Breach of equitable duty
Justice Collier then moved on to find that the Employee had breached his equitable obligation of confidence. Justice Collier noted that the material taken by the Employee was clearly confidential and that the Employee had ‘a duty of confidence in respect of his possession of and access to that material’.
Justice Collier also noted that the Employee falsely stated following his resignation that he did not possess any property of the Employer. In finding that the Employee had breached his duty to the Employer, Justice Collier stated:
“It is clear that the source code and materials ancillary to the source code were communicated to [the Employee] in circumstances importing an obligation of confidentiality to him. Certainly there is no evidence that the applicants authorised [the Employee] to copy and permanently remove copies of this material from the applicants. The sheer volume and complexity of the material taken by [the Employee] from the applicant negates a finding that this material was information [the Employee] took with him as part of his general knowledge, such that he owed the applicants no duty of confidentiality. That volume and complexity of material, considered in light of the fact that [the Employee] took this material in the final two days of his employment when there is nothing before me to support an inference that [the Employee] needed to download the entirety of the applicants’ source code, point to a breach of [the Employee]’s duty of confidentiality.”
Breach of Employment Contract
The issue of the Employee falsely stating that he did not have any property of the Employer in his possession was raised again when Justice Collier contemplated whether the Employee had breached his employment contract.
Justice Collier considered the terms of the employment contract which contained detailed duties and confidentiality clauses providing for the protection of the Employer’s confidential information. She also considered the clauses providing for post-employment obligations of the Employee and the clause requiring the return of company property on termination. Finding that the Employee had acted contrary to all these provisions, and falsely stated his position upon his resignation, the Court accepted that the Employee had breached his employment contract.

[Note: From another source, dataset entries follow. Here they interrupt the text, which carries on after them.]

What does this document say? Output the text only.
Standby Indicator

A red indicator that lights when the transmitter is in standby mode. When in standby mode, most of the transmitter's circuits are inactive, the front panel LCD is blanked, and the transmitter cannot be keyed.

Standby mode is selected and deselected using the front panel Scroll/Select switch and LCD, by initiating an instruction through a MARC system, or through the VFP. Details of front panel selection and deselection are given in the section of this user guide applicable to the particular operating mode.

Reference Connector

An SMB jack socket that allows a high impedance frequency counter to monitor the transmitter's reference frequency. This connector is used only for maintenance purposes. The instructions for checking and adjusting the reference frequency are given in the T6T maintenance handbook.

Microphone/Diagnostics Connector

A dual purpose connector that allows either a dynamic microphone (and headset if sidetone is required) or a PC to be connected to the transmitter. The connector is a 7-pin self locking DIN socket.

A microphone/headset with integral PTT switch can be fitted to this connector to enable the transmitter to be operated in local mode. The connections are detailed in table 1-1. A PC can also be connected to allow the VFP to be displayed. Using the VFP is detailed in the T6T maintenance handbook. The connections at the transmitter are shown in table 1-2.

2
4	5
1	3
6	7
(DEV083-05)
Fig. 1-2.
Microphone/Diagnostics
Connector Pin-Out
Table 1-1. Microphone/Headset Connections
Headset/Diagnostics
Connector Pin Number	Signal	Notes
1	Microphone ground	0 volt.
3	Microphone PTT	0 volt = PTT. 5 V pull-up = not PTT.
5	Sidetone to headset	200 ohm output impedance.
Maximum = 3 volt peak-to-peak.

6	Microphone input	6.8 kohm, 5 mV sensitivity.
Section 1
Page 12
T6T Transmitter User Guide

Breach of Corporations Act
Justice Collier also found that the Employee had breached his duties under section 183 of the Corporations Act 2001 (Cth) which prevents a person who is an employee of a corporation from improperly using the information acquired during their employment to gain an advantage for themselves or someone else or to cause detriment to the corporation.
Damages Sought
Whilst the Company sought $250,000 damages, Justice Collier awarded the Company $50,000 for the Employee’s breaches of the Copyright Act. The Company did not pursue damages for any of the other claims made out against the Employee, but Justice Collier did issue an injunction which restrained the Employee from using, reproducing or disclosing that stolen material. Justice Collier required the Employee to return the Company’s property within 7 days and ordered him to pay the Company’s costs.
Lessons for Employers
This case is an important reminder as to the value of having properly drafted confidential information, intellectual property and post-termination clauses in your employment contracts. Although there is limited legislation that exists to protect the confidential information and intellectual property of a business post-termination, where such clauses exist in the employment contract, the employer can pursue an employee who has taken confidential information after their employment had ended and potentially sue for damages.
Disclaimer: The information contained this article is general and intended as a guide only. Professional advice should be sought before applying any of the information to particular circumstances. While every reasonable care has been taken in the preparation of this update, Aitken Legal does not accept liability for any errors it may contain. Liability limited by a scheme approved under professional standards legislation.